Biomedical Engineering Department, Neural Engineering Center, Case Western Reserve University,Cleveland, OH, USA.
J Neural Eng. 2011 Oct;8(5):056005. doi: 10.1088/1741-2560/8/5/056005. Epub 2011 Aug 9.
The peripheral nerves of an amputee's residual limb still carry the information required to provide the robust, natural control signals needed to command a dexterous prosthetic limb. However, these signals are mixed in the volume conductor of the body and extracting them is an unmet challenge. A beamforming algorithm was used to leverage the spatial separation of the fascicular sources, recovering mixed pseudo-spontaneous signals with normalized mean squared error of 0.14 ± 0.10 (n = 12) in an animal model.
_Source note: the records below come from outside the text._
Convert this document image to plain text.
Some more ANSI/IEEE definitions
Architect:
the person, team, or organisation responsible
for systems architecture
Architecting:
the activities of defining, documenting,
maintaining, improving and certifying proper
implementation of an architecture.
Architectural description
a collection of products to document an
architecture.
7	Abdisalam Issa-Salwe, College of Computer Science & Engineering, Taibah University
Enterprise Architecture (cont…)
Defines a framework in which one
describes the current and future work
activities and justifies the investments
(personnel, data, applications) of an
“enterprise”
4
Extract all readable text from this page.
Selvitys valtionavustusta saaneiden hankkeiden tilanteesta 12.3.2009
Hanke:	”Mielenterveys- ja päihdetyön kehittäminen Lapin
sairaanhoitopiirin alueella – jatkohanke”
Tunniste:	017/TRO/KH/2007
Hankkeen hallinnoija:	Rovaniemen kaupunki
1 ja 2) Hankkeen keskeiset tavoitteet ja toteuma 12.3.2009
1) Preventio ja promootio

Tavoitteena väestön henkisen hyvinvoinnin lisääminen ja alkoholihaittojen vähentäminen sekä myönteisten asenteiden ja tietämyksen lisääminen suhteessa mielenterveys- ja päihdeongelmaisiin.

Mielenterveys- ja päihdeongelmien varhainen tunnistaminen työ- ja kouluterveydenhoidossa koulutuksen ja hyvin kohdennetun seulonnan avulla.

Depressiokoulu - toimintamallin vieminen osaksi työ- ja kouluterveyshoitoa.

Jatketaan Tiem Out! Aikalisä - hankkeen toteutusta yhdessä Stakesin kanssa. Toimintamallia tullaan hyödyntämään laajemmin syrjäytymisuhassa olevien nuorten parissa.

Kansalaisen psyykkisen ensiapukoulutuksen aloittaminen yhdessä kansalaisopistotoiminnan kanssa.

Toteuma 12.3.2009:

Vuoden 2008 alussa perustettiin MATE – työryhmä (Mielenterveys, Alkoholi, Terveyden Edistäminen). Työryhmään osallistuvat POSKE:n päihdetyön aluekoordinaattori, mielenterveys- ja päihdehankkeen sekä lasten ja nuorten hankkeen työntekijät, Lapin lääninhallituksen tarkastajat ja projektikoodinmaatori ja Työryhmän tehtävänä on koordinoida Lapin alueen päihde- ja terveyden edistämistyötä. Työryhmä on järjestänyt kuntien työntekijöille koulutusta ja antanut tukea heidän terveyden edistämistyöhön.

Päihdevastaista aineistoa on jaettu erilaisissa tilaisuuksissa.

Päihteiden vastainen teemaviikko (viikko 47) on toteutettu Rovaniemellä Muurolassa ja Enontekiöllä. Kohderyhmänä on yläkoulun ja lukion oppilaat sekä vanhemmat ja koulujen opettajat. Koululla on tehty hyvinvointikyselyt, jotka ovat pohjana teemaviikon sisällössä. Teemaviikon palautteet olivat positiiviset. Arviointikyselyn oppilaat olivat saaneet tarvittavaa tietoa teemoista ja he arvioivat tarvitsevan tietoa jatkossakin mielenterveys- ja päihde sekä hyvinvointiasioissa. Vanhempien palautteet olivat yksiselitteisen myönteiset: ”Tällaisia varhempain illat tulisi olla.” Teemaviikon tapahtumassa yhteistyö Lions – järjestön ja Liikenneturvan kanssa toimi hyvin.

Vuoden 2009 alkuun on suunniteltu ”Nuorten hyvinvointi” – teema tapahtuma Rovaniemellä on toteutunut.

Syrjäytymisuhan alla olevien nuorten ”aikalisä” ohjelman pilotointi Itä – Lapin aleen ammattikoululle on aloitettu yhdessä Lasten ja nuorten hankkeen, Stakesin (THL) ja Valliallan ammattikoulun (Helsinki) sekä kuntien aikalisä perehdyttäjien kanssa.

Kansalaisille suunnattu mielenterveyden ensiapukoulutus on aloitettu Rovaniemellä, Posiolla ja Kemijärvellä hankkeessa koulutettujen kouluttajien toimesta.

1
The method was also applied to a human femoral nerve model using computer simulations and recovered all five fascicular-group signals simultaneously with R(2) = 0.7 ± 0.2 at a signal-to-noise ratio of 0 dB. This technique accurately separated peripheral neural signals, potentially providing the voluntary, natural and robust command signals needed for advanced prosthetic limbs.
被截肢者残肢的外周神经仍然携带提供灵巧假肢所需的强大、自然控制信号所需的信息。然而,这些信号在身体的容积导体中混合,提取它们是一个未满足的挑战。波束形成算法被用来利用束源的空间分离,在动物模型中以 0.14 ± 0.10 的归一化均方误差恢复混合伪自发性信号(n = 12)。该方法还通过计算机模拟应用于人体股神经模型,以 0 dB 的信噪比同时恢复所有五个束组信号,R(2) = 0.7 ± 0.2。该技术可以准确地分离外周神经信号,为先进的假肢提供潜在的自愿、自然和强大的命令信号。